"Dip dalga" terimi  Kasım 2015 seçimlerinden sonra girmişti yaygın olarak  sosyoloji lügatına.

Haziran'da yapılan seçimlerde AK Parti tek başına iktidar olamamış ama  Kasim ayında tekrarlanan seçimlerde rekor oy almayı başarmıştı.

Aldığı %49 oy birçok anket şirketini ters köşe yapmıştı.

Bu kadar yüksek oy alacağını bir-iki kamuoyu araştırmacısının dışında kimse öngörememişti.

Bundan dolayı seçmenin bu eğilimine "dip dalga" tabiri kullanılmıştı.

Yani seçmen yapılan anketlerde gerçek tercihini gizlemişti.

Seçmenin bu anlayışına  birçok neden sıralanabilir.

Ama bugünkü yazımızın amacı  bu sosyolojik fenomeni irdelemek değil. 

Mayıs ayında yapılacak seçimlerin Cumhurbaşkanı adayları belli oldu.

Muhalefetin adayı Kılıçdaroğlu en çok tartışılan isimdi kuşkusuz.

Ondan daha kolay kazanabilecek adayların üzerinde durulmasında ısrar edenler vardı.

Kılıçdaroğlu'nun adaylığı kesinleşince de onu istemeyenler değişik tepkiler gösterdi.

Bu kesimler  farklı tercihlere yöneldi ancak zaman içinde bu  ilk heyecanları yerini aklıselime bırakacaktır. 

Siyasi geçmişimizde bu tür örnekleri fazlasıyla gördük.

En çarpıcı örneklerden biri Cem Uzan'ın Genç Partisiydi.

2002 seçimleri sürecinde %15 gibi önemli bir oran görmelerine rağmen süreç içinde o yaratılan heyecan yerini sağduyuya bırakmıştı.

Muhalefet cephesinden Kılıçdaroğlu'nun adaylığına karşı çıkanlar reaksiyon gösterip farklı seçeneklere yönelmiş olabilirler ancak süreç içerisinde bu tür eğilimler normal ritmini bulacaktır.

Sebep basit:

Çünkü Kılıçdaroğlu karşıtlığından çok daha güçlü dürtüleri var.

İktidar karşıtlığı dürtüsü.

Zaman ilerledikçe ve seçimler yaklaştıkça bu dürtüleri baskın gelecektir.

Ve iktidarın karşısında en güçlü olan adaya yöneleceklerdir.

Bazıları da kararlarını son geceye kadar saklayacaklar.

Bundan dolayı bugünlerde yapılan  anketler çok sağlıklı sonuçlar vermez.

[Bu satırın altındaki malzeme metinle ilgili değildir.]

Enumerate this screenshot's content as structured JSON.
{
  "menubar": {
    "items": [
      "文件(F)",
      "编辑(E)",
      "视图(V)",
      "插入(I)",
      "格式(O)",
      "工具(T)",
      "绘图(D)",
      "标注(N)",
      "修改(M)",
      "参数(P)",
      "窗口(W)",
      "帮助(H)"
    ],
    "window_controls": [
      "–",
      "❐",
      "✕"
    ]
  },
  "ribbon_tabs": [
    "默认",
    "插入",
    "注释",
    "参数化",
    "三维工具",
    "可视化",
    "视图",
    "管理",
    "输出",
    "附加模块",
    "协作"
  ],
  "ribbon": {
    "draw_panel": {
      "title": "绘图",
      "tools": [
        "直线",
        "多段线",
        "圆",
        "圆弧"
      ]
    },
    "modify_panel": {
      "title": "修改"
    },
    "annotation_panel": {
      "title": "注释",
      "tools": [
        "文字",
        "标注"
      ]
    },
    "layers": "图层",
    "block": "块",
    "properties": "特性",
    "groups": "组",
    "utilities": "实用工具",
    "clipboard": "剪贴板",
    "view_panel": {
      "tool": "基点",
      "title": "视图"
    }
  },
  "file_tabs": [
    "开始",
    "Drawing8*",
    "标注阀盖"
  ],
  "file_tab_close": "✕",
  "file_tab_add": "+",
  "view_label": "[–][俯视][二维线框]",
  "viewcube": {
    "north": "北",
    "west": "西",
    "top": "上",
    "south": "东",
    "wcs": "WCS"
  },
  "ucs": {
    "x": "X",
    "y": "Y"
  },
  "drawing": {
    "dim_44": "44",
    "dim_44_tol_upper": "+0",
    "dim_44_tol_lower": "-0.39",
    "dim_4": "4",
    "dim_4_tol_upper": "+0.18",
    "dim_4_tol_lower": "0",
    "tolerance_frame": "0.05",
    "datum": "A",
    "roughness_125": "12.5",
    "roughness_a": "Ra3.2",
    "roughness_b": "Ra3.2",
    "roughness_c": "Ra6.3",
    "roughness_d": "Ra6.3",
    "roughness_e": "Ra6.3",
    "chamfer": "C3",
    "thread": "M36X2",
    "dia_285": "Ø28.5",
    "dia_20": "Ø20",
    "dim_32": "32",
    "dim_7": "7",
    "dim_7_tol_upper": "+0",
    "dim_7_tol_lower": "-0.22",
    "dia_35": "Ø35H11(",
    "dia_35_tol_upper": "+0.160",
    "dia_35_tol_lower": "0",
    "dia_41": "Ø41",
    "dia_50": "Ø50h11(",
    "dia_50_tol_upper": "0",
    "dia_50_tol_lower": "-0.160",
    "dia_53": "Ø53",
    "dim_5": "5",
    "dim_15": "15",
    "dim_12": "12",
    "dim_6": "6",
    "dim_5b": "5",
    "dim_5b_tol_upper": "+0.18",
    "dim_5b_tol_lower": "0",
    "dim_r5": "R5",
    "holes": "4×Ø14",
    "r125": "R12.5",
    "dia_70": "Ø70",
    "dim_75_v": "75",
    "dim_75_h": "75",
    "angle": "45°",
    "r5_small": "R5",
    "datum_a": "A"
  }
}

Bu yüzden 14 Mayıs seçimlerinde bir dip dalgaya daha şahit olabiliriz.

Ama bu defa ters dalga.

Bu dip dalga iktidarın lehine değil, muhalefetin lehine olacak.

Yani iktidar ikinci tur hesapları yaparken bir anda açık ara farkla muhalefetin kazandığı ortaya çıkabilir.

Ve araştırma şirketleri yine günlerce ortaya çıkan bu çarpıcı  tabloyu tartışır durur.

Böyle bir durumda hayal kırıklığı yaşayan sadece iktidar olmayacak.

Asıl büyük darbeyi yiyenlerden biri de Muharrem İnce olacak.

Seçimleri ikinci tura götüreyim derken bir anda siyasi mefta olacak.

Ona bir kez daha tavsiyede  bulunalım;

Siyasi arenada var olmaya devam etmek istiyorsa adaylıkta ısrar etmemeli.

Çünkü şu anki siyasi konjonktür ikiden fazla adayı kaldıracak konjonktür değil.

Çünkü şu an siyasi arenada sadece iki seçmen var.

İktidar yanlısı ve iktidar karşıtı.

Bu hakikatleri iyi okumalı diğer adaylar.

Çünkü bir anda son gece kendi destekçilerinin karar değiştirdiklerine şahit olacaklar adaylıkta ısrar ettiklerinde.

Öte yandan sanılanın aksine Muharrem İnce'nin  sonuna kadar adaylıkta diretmesi sanıldığı gibi iktidarın lehine değil, aleyhine olacaktır.

Nedinini başka bir yazımızda açıklarız.

Sonuç olarak şu anki siyasi ortam  Kasim 2015 seçimlerine göre "dip dalga" için çok daha elverişlidir.